While the recent Justice Department probe in Ferguson, Missouri, got headlines for revealing a pattern of abuse through fees and arrest warrants in non-criminal cases, California has long engaged in similar efforts to feed state coffers. For example, a $100 base fine - say, for failure to carry proof of auto insurance - actually costs $490 with mandatory fees and assessments. If the initial deadline for the fine is missed, the total due soars to $815.
What began as a system of fines to punish bad behavior has gradually become a scheme to fund state programs. And whereas driver’s licenses were once suspended solely to keep unfit motorists off the roads, California now takes away driving privileges for such things as misplaced registration stickers, failure to report a change of address, failure to pay a bus fare - even for skipping school.
Whether it’s in California, Missouri or any other state, government actions such as these invariably have the greatest impact on the poor and otherwise disadvantaged. “The human cost of this practice is enormous,” said Meredith Desautels, a staff attorney at the Lawyers’ Committee for Civil Rights of the San Francisco Bay Area. She notes that “a disproportionate burden is placed on communities of color, already unfairly targeted by law enforcement, and low-income people who don’t have the means to pay.”
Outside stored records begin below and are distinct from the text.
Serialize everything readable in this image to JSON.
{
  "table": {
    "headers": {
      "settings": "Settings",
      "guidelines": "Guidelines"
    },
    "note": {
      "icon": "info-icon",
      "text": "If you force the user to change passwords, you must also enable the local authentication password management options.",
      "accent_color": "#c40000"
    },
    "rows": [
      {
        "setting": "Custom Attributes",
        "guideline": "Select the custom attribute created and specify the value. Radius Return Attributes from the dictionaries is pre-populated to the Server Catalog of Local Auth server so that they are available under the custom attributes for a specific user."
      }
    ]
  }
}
Under Gov. Jerry Brown, California has overcome many of its financial problems. The state is in the vanguard of much progressive legislation, yet the scandalous process of exorbitant fees and license suspensions persists.
Desautels and her colleagues say reform efforts in California have gained bipartisan support but remain stalled because some lawmakers believe the cost of change is too steep.
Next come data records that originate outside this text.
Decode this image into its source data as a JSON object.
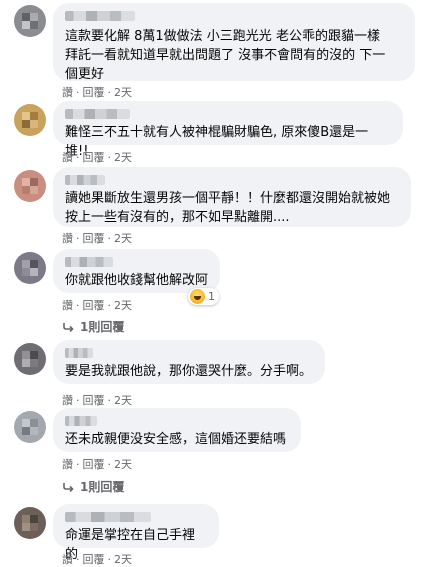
{
  "actions": {
    "like": "讚",
    "reply": "回覆",
    "sep": "·"
  },
  "comments": [
    {
      "text": "這款要化解 8萬1做做法 小三跑光光 老公乖的跟貓一樣\n拜託一看就知道早就出問題了 沒事不會問有的沒的 下一\n個更好",
      "time": "2天"
    },
    {
      "text": "難怪三不五十就有人被神棍騙財騙色, 原來傻B還是一堆!!",
      "time": "2天"
    },
    {
      "text": "讀她果斷放生還男孩一個平靜！！什麼都還沒開始就被她\n按上一些有沒有的，那不如早點離開....",
      "time": "2天"
    },
    {
      "text": "你就跟他收錢幫他解改阿",
      "time": "2天",
      "reaction_count": "1",
      "replies": "1則回覆"
    },
    {
      "text": "要是我就跟他說，那你還哭什麼。分手啊。",
      "time": "2天"
    },
    {
      "text": "还未成親便没安全感，這個婚还要結嗎",
      "time": "2天",
      "replies": "1則回覆"
    },
    {
      "text": "命運是掌控在自己手裡的",
      "time": "2天"
    }
  ]
}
Their report, titled “Not Just a Ferguson Problem - How Traffic Courts Drive Inequality in California,” suggests that California restructure its debt collection process and end the use of license suspensions. Additionally, the authors urge creation of a formula by which more than 4 million residents with suspended licenses can have their driving privileges restored.
Included in the report are numerous case studies of crippling effects from the current system of fines, fees and suspensions. Typical is Alyssa, a bus driver, who received a ticket for not notifying the DMV when her address changed. She corrected the documents, but failed to pay the $25 fine. Her license was suspended. She was fired by the bus company. Alyssa had to seek state aid to provide for her children. She is unable to pay her fine and penalty fees which now total $2,900.
That’s a crime. And Californians like Alyssa are the victims, not the villains.